Eu espero que isso seja colocado no debate eleitoral, que as pessoas não tenham medo de dizer que só pode ser distribuído o que foi produzido. Quando vejo escrito nos ônibus [em São Paulo] "transporte, um direito do cidadão e um dever do Estado", penso que, para o Estado, não tem nada de graça. Na verdade, lá está escrito: "transporte, um direito do Paulo que vai ser pago pelo Pedro". Não há a possibilidade de um lanche grátis para a sociedade, só para os grupos que se apropriam do poder. Valor: Isso não é o que o prefeito de São Paulo estava tentando fazer, ao tentar aumentar o IPTU? Delfim: É preciso reformar o sistema fiscal inteiro. Não é bancar o "Robin Hood". É natural que haja reação. E é preciso fazer isso dentro do razoável. E a reação da sociedade mostra que foi demais. Mas ele vai ser julgado no fim do mandato.

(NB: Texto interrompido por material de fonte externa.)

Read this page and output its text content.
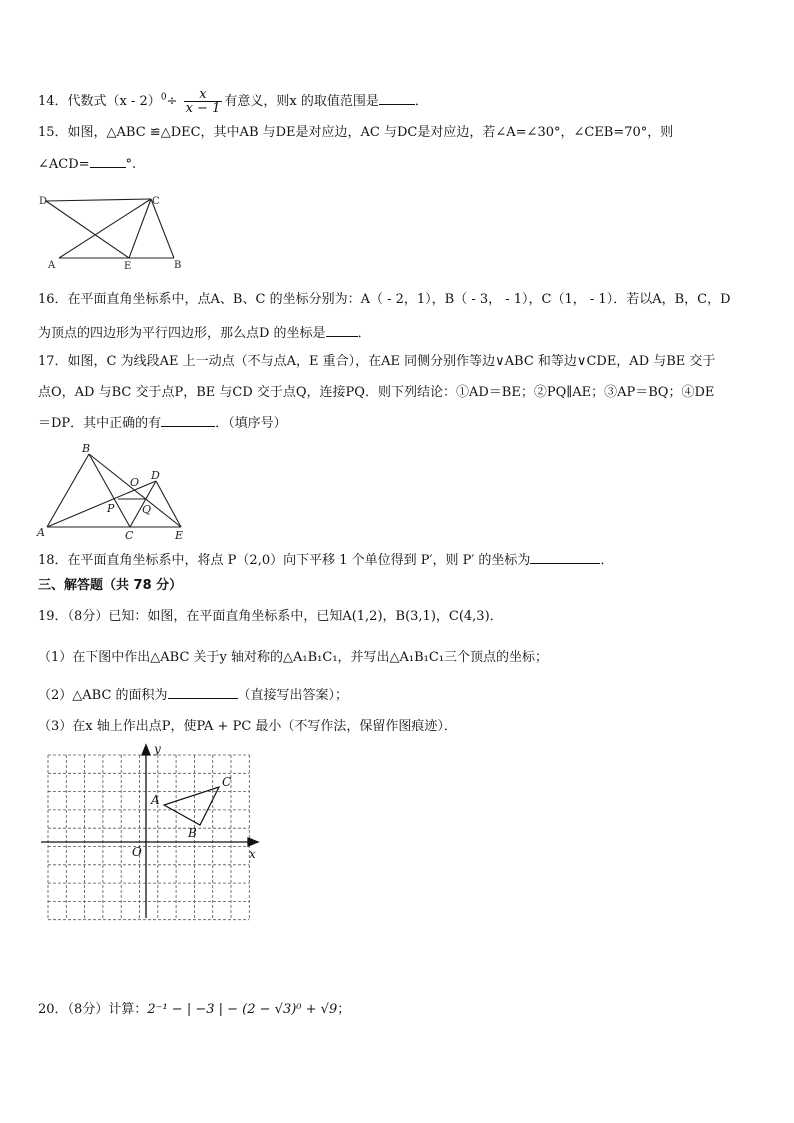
14．代数式$(x - 2)^0\div \frac{x}{x - 1}$ 有意义，则x 的取值范围是	．
15．如图，△ABC ≌△DEC，其中AB 与DE是对应边，AC 与DC是对应边，若∠A=∠30°，∠CEB=70°，则
∠ACD=	°.
D	C
A	E	B
16．在平面直角坐标系中，点A、B、C 的坐标分别为：A（ - 2，1），B（ - 3， - 1），C（1， - 1）．若以A，B，C，D
为顶点的四边形为平行四边形，那么点D 的坐标是 ．
17．如图，C 为线段AE 上一动点（不与点A，E 重合），在AE 同侧分别作等边∨ABC 和等边∨CDE，AD 与BE 交于
点O，AD 与BC 交于点P，BE 与CD 交于点Q，连接PQ．则下列结论：①AD＝BE；②PQ∥AE；③AP＝BQ；④DE
＝DP．其中正确的有	．（填序号）
B
D
O
P	Q
A	C	E
18．在平面直角坐标系中，将点 P（2,0）向下平移 1 个单位得到 P′，则 P′ 的坐标为	．
三、解答题（共 78 分）
19．（8分）已知：如图，在平面直角坐标系中，已知A(1,2)，B(3,1)，C(4,3)．
（1）在下图中作出△ABC 关于y 轴对称的△A₁B₁C₁，并写出△A₁B₁C₁三个顶点的坐标；
（2）△ABC 的面积为	（直接写出答案）；
（3）在x 轴上作出点P，使PA + PC 最小（不写作法，保留作图痕迹）．
y
x
O
A
B
C
20．（8分）计算：2⁻¹ − | −3 | − (2 − √3)⁰ + √9；
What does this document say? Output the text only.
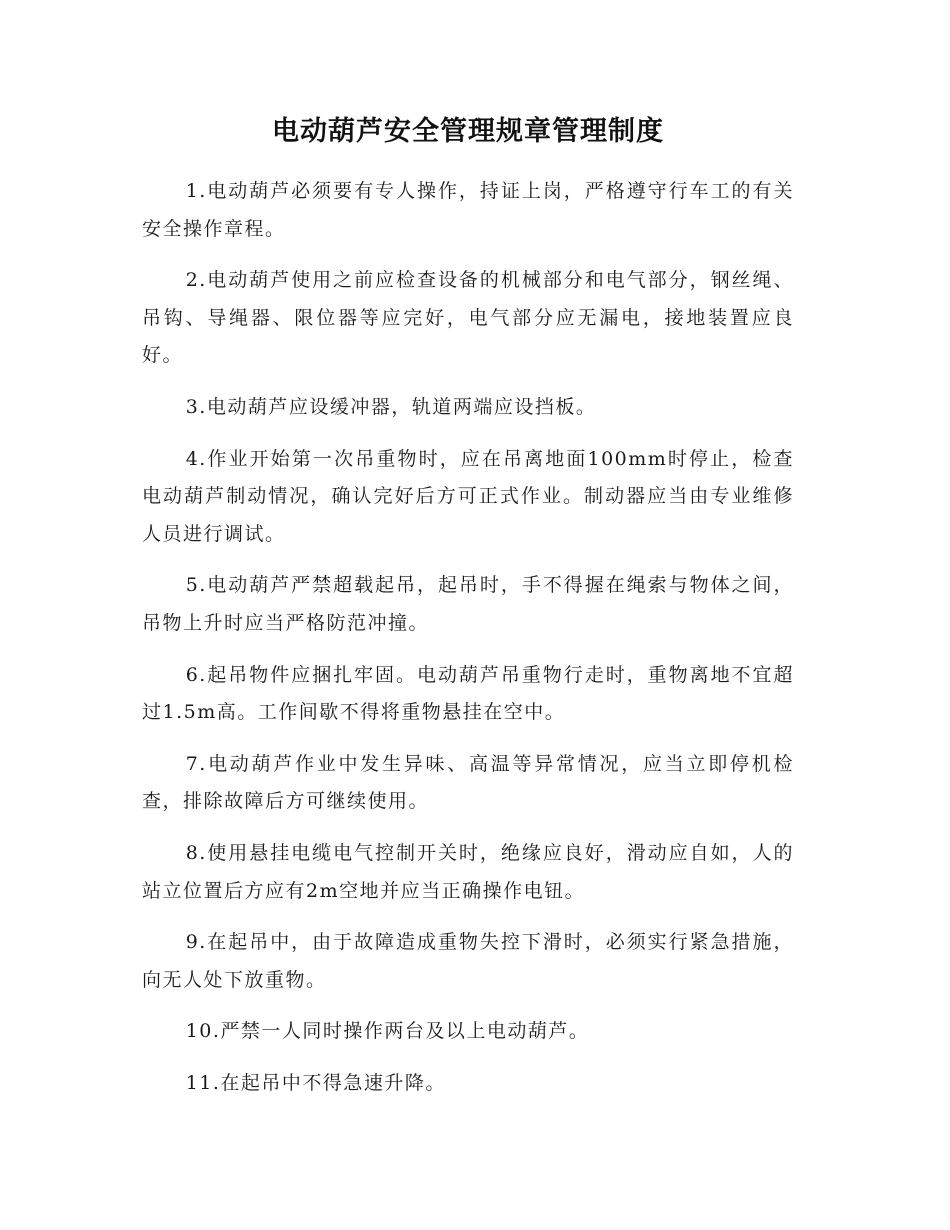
电动葫芦安全管理规章管理制度

1.电动葫芦必须要有专人操作，持证上岗，严格遵守行车工的有关安全操作章程。

2.电动葫芦使用之前应检查设备的机械部分和电气部分，钢丝绳、吊钩、导绳器、限位器等应完好，电气部分应无漏电，接地装置应良好。

3.电动葫芦应设缓冲器，轨道两端应设挡板。

4.作业开始第一次吊重物时，应在吊离地面100mm时停止，检查电动葫芦制动情况，确认完好后方可正式作业。制动器应当由专业维修人员进行调试。

5.电动葫芦严禁超载起吊，起吊时，手不得握在绳索与物体之间，吊物上升时应当严格防范冲撞。

6.起吊物件应捆扎牢固。电动葫芦吊重物行走时，重物离地不宜超过1.5m高。工作间歇不得将重物悬挂在空中。

7.电动葫芦作业中发生异味、高温等异常情况，应当立即停机检查，排除故障后方可继续使用。

8.使用悬挂电缆电气控制开关时，绝缘应良好，滑动应自如，人的站立位置后方应有2m空地并应当正确操作电钮。

9.在起吊中，由于故障造成重物失控下滑时，必须实行紧急措施，向无人处下放重物。

10.严禁一人同时操作两台及以上电动葫芦。

11.在起吊中不得急速升降。
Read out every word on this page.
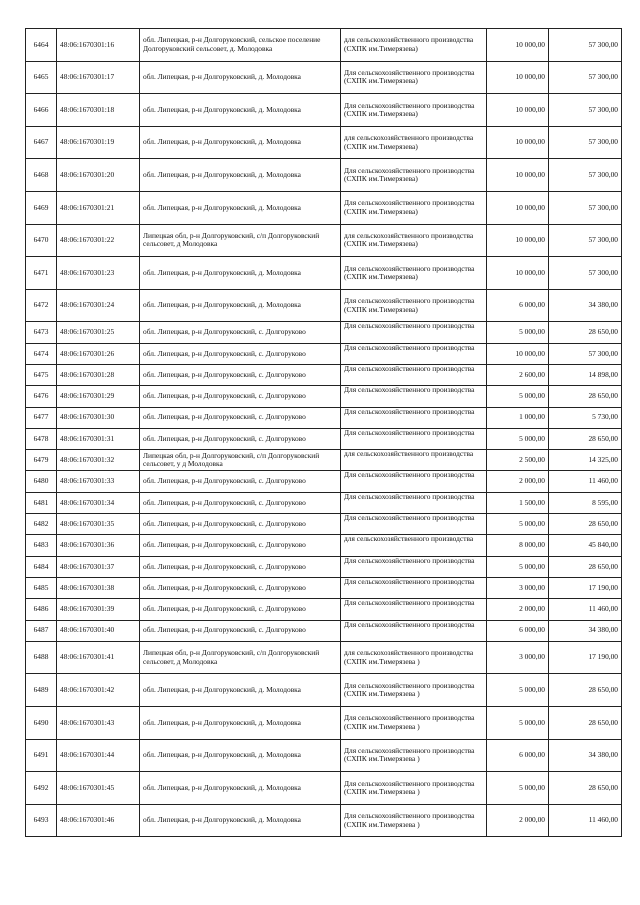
6464	48:06:1670301:16	обл. Липецкая, р-н Долгоруковский, сельское поселение Долгоруковский сельсовет, д. Молодовка	для сельскохозяйственного производства (СХПК им.Тимерязева)	10 000,00	57 300,00
6465	48:06:1670301:17	обл. Липецкая, р-н Долгоруковский, д. Молодовка	Для сельскохозяйственного производства (СХПК им.Тимерязева)	10 000,00	57 300,00
6466	48:06:1670301:18	обл. Липецкая, р-н Долгоруковский, д. Молодовка	Для сельскохозяйственного производства (СХПК им.Тимерязева)	10 000,00	57 300,00
6467	48:06:1670301:19	обл. Липецкая, р-н Долгоруковский, д. Молодовка	для сельскохозяйственного производства (СХПК им.Тимерязева)	10 000,00	57 300,00
6468	48:06:1670301:20	обл. Липецкая, р-н Долгоруковский, д. Молодовка	Для сельскохозяйственного производства (СХПК им.Тимерязева)	10 000,00	57 300,00
6469	48:06:1670301:21	обл. Липецкая, р-н Долгоруковский, д. Молодовка	Для сельскохозяйственного производства (СХПК им.Тимерязева)	10 000,00	57 300,00
6470	48:06:1670301:22	Липецкая обл, р-н Долгоруковский, с/п Долгоруковский сельсовет, д Молодовка	для сельскохозяйственного производства (СХПК им.Тимерязева)	10 000,00	57 300,00
6471	48:06:1670301:23	обл. Липецкая, р-н Долгоруковский, д. Молодовка	Для сельскохозяйственного производства (СХПК им.Тимерязева)	10 000,00	57 300,00
6472	48:06:1670301:24	обл. Липецкая, р-н Долгоруковский, д. Молодовка	Для сельскохозяйственного производства (СХПК им.Тимерязева)	6 000,00	34 380,00
6473	48:06:1670301:25	обл. Липецкая, р-н Долгоруковский, с. Долгоруково	Для сельскохозяйственного производства	5 000,00	28 650,00
6474	48:06:1670301:26	обл. Липецкая, р-н Долгоруковский, с. Долгоруково	Для сельскохозяйственного производства	10 000,00	57 300,00
6475	48:06:1670301:28	обл. Липецкая, р-н Долгоруковский, с. Долгоруково	Для сельскохозяйственного производства	2 600,00	14 898,00
6476	48:06:1670301:29	обл. Липецкая, р-н Долгоруковский, с. Долгоруково	Для сельскохозяйственного производства	5 000,00	28 650,00
6477	48:06:1670301:30	обл. Липецкая, р-н Долгоруковский, с. Долгоруково	Для сельскохозяйственного производства	1 000,00	5 730,00
6478	48:06:1670301:31	обл. Липецкая, р-н Долгоруковский, с. Долгоруково	Для сельскохозяйственного производства	5 000,00	28 650,00
6479	48:06:1670301:32	Липецкая обл, р-н Долгоруковский, с/п Долгоруковский сельсовет, у д Молодовка	для сельскохозяйственного производства	2 500,00	14 325,00
6480	48:06:1670301:33	обл. Липецкая, р-н Долгоруковский, с. Долгоруково	Для сельскохозяйственного производства	2 000,00	11 460,00
6481	48:06:1670301:34	обл. Липецкая, р-н Долгоруковский, с. Долгоруково	Для сельскохозяйственного производства	1 500,00	8 595,00
6482	48:06:1670301:35	обл. Липецкая, р-н Долгоруковский, с. Долгоруково	Для сельскохозяйственного производства	5 000,00	28 650,00
6483	48:06:1670301:36	обл. Липецкая, р-н Долгоруковский, с. Долгоруково	для сельскохозяйственного производства	8 000,00	45 840,00
6484	48:06:1670301:37	обл. Липецкая, р-н Долгоруковский, с. Долгоруково	Для сельскохозяйственного производства	5 000,00	28 650,00
6485	48:06:1670301:38	обл. Липецкая, р-н Долгоруковский, с. Долгоруково	Для сельскохозяйственного производства	3 000,00	17 190,00
6486	48:06:1670301:39	обл. Липецкая, р-н Долгоруковский, с. Долгоруково	Для сельскохозяйственного производства	2 000,00	11 460,00
6487	48:06:1670301:40	обл. Липецкая, р-н Долгоруковский, с. Долгоруково	Для сельскохозяйственного производства	6 000,00	34 380,00
6488	48:06:1670301:41	Липецкая обл, р-н Долгоруковский, с/п Долгоруковский сельсовет, д Молодовка	для сельскохозяйственного производства (СХПК им.Тимерязева )	3 000,00	17 190,00
6489	48:06:1670301:42	обл. Липецкая, р-н Долгоруковский, д. Молодовка	Для сельскохозяйственного производства (СХПК им.Тимерязева )	5 000,00	28 650,00
6490	48:06:1670301:43	обл. Липецкая, р-н Долгоруковский, д. Молодовка	Для сельскохозяйственного производства (СХПК им.Тимерязева )	5 000,00	28 650,00
6491	48:06:1670301:44	обл. Липецкая, р-н Долгоруковский, д. Молодовка	Для сельскохозяйственного производства (СХПК им.Тимерязева )	6 000,00	34 380,00
6492	48:06:1670301:45	обл. Липецкая, р-н Долгоруковский, д. Молодовка	Для сельскохозяйственного производства (СХПК им.Тимерязева )	5 000,00	28 650,00
6493	48:06:1670301:46	обл. Липецкая, р-н Долгоруковский, д. Молодовка	Для сельскохозяйственного производства (СХПК им.Тимерязева )	2 000,00	11 460,00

E é possível que daqui a três anos a sociedade ache que foi barato.

Valor: Seria o momento de voltar a discutir uma banda de inflação mais baixa? Delfim: Se eu não cumpro os 4,5%, como é que vem um sujeito e propõe 4%? Alguém vai acreditar em uma tolice dessas? E qual a diferença, para o crescimento econômico, entre uma inflação de 4,5% e 3%? Zero. Porque não há, na verda de, nenhuma melhoria significativa na alocação de fatores com essa diferença. O fato é que é muito mais confortável eu ter uma inflação parecida com a dosmeuscompetidores.

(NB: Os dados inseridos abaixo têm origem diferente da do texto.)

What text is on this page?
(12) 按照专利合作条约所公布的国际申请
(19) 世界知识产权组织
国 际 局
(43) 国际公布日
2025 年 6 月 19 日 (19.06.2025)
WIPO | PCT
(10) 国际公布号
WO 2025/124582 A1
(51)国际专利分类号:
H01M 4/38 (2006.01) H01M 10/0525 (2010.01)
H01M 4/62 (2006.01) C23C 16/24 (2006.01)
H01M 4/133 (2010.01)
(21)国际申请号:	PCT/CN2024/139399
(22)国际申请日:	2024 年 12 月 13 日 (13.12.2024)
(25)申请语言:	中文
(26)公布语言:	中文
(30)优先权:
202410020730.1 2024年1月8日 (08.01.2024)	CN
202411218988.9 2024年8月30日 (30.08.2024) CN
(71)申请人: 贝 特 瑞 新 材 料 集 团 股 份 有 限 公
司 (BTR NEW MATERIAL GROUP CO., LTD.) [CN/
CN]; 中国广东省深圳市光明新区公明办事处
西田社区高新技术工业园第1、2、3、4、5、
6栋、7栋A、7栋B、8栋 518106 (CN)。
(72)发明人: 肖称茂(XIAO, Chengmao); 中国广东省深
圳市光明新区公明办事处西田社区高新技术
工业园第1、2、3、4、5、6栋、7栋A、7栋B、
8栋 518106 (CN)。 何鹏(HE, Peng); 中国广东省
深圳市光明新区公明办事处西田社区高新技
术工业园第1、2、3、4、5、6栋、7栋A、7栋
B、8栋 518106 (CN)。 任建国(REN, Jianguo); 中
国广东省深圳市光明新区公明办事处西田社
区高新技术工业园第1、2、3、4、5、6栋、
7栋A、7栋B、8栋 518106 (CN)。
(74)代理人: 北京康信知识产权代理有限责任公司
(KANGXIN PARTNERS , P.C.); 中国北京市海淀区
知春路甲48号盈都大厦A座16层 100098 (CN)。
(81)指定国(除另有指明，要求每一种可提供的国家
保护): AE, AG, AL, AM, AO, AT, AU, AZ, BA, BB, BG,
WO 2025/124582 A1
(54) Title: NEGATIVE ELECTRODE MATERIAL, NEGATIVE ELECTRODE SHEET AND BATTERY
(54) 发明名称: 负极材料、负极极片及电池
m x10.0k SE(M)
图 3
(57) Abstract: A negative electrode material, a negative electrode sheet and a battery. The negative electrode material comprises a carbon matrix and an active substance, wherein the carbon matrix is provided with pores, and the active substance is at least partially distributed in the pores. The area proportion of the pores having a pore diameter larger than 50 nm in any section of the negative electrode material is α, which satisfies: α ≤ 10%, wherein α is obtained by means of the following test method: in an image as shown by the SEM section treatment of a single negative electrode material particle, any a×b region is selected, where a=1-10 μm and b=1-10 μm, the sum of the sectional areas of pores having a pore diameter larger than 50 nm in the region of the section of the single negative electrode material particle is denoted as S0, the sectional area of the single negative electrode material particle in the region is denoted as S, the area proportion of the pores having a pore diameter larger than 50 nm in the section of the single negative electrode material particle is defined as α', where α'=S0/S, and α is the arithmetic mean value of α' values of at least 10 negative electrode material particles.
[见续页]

Porque aí eu não exerço pressão sobre a taxa de câmbio nominal.

É o tipo de discussão que não tem o menor sentido hoje. É a inflação abaixo da meta que conduz à redução da meta. Quando vejo um sujeito afirmar que, para chegar a uma inflação de 4,5%, a Selic precisa alcançar 16%, eu me pergunto: de onde veio isso? Da cabeça dele, de maus modelos. É o sujeito que não sabe resolver uma regra de três, mas é capaz de resolver uma equação diferencial estocástica.

Valor: O senhor falou que a expectativa para EUA e também para o Brasil é um pouco melhor. O temor da tempestade perfeita sai de cena? Delfim: Ele não está afastado. Estamos dando como seguro que o Fed vai fazer tudo certo. A última coisa que eu apostaria é nisso. O Fed apenas começou a retirar os estímulos, você não tem ideia sobre o que vai acontecer. Só é possível falar sobre o fato que está sob seu controle. A política monetária no Brasil é feita pelo [atual presidente do Fed] Bernanke. E vai ser feita pela [futura presidente, Janet] Yellen.

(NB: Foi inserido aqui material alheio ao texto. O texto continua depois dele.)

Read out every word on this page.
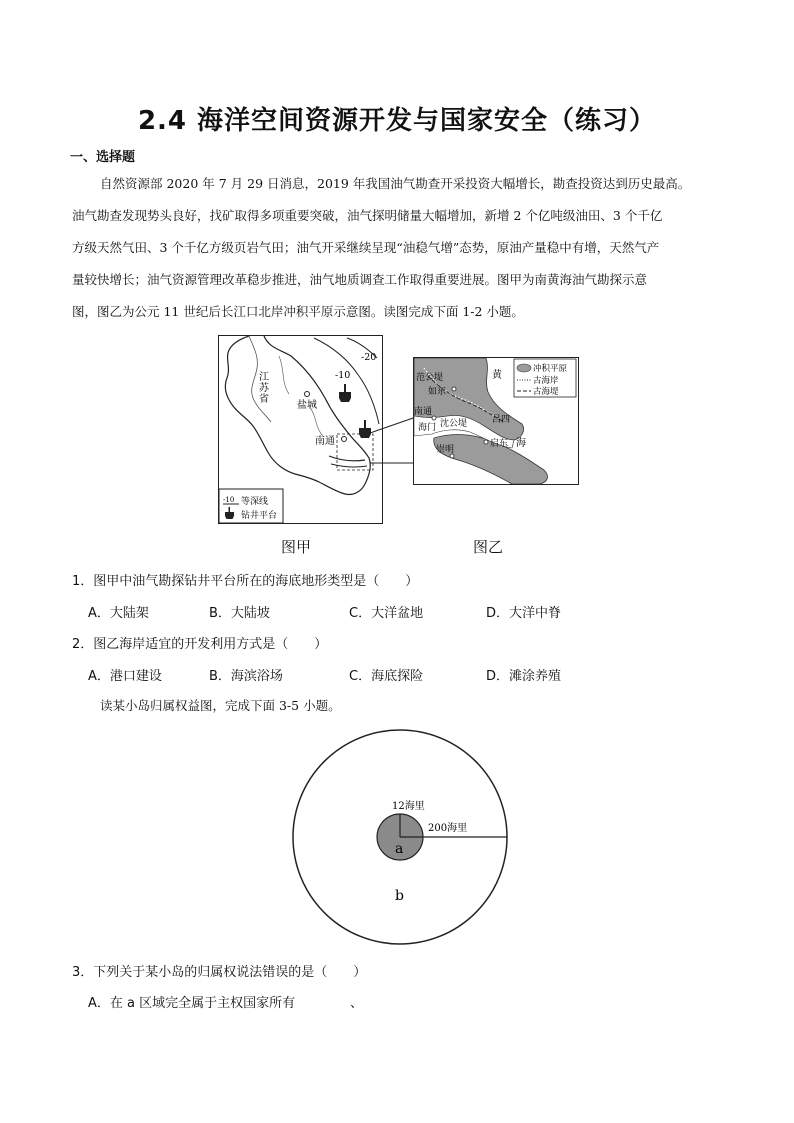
2.4 海洋空间资源开发与国家安全（练习）
一、选择题
自然资源部 2020 年 7 月 29 日消息，2019 年我国油气勘查开采投资大幅增长，勘查投资达到历史最高。
油气勘查发现势头良好，找矿取得多项重要突破，油气探明储量大幅增加，新增 2 个亿吨级油田、3 个千亿
方级天然气田、3 个千亿方级页岩气田；油气开采继续呈现“油稳气增”态势，原油产量稳中有增，天然气产
量较快增长；油气资源管理改革稳步推进，油气地质调查工作取得重要进展。图甲为南黄海油气勘探示意
图，图乙为公元 11 世纪后长江口北岸冲积平原示意图。读图完成下面 1-2 小题。
江
苏
省
-20
-10
盐城
南通
-10 等深线
钻井平台
范公堤
如东
黄
南通
海门 沈公堤	吕四
启东 海
崇明
冲积平原
古海岸
古海堤
图甲	图乙
1．图甲中油气勘探钻井平台所在的海底地形类型是（　　）
A．大陆架	B．大陆坡	C．大洋盆地	D．大洋中脊
2．图乙海岸适宜的开发利用方式是（　　）
A．港口建设	B．海滨浴场	C．海底探险	D．滩涂养殖
读某小岛归属权益图，完成下面 3-5 小题。
12海里
200海里
a
b
3．下列关于某小岛的归属权说法错误的是（　　）
A．在 a 区域完全属于主权国家所有	、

O Tombini, em minha opinião, se comporta muito bem porque sabe que age em legítima defesa. O que está na nossa mão para impedir a tempestade perfeita é o fiscal. Ou fazemos um fiscal adequado ou vamos colher as consequências.

Mas o apocalipse não está nos esperando na esquina.

Valor: E as eleições? Delfim: Eu não tenho a menor ideia sobre isso. O que eu gostaria de ver era realmente um debate sério sobre os problemas nacionais.

Até agora todos estão navegando em formas genéricas. É preciso enfrentar o governo. A ideia de que o governo é feito de imbecis é falsa.

Todas as medidas que a Dilma tomou, com intervenção, por exemplo, na energia, foram feitas de uma maneira dura, mas tudo isso vai aumentar a produtividade em dois ou três anos porque estavam na direção certa. Então, os candidatos vão ter que enfrentar isso. E sem medo de palavras, principalmente explicitar as ideias com clareza.

Acho, honestamente, que a probabilidade de reeleição da Dilma é muito alta. Ela tem qualidades interessantes para administrar e é de uma seriedade extravagante.

Devíamos saber aproveitá-la.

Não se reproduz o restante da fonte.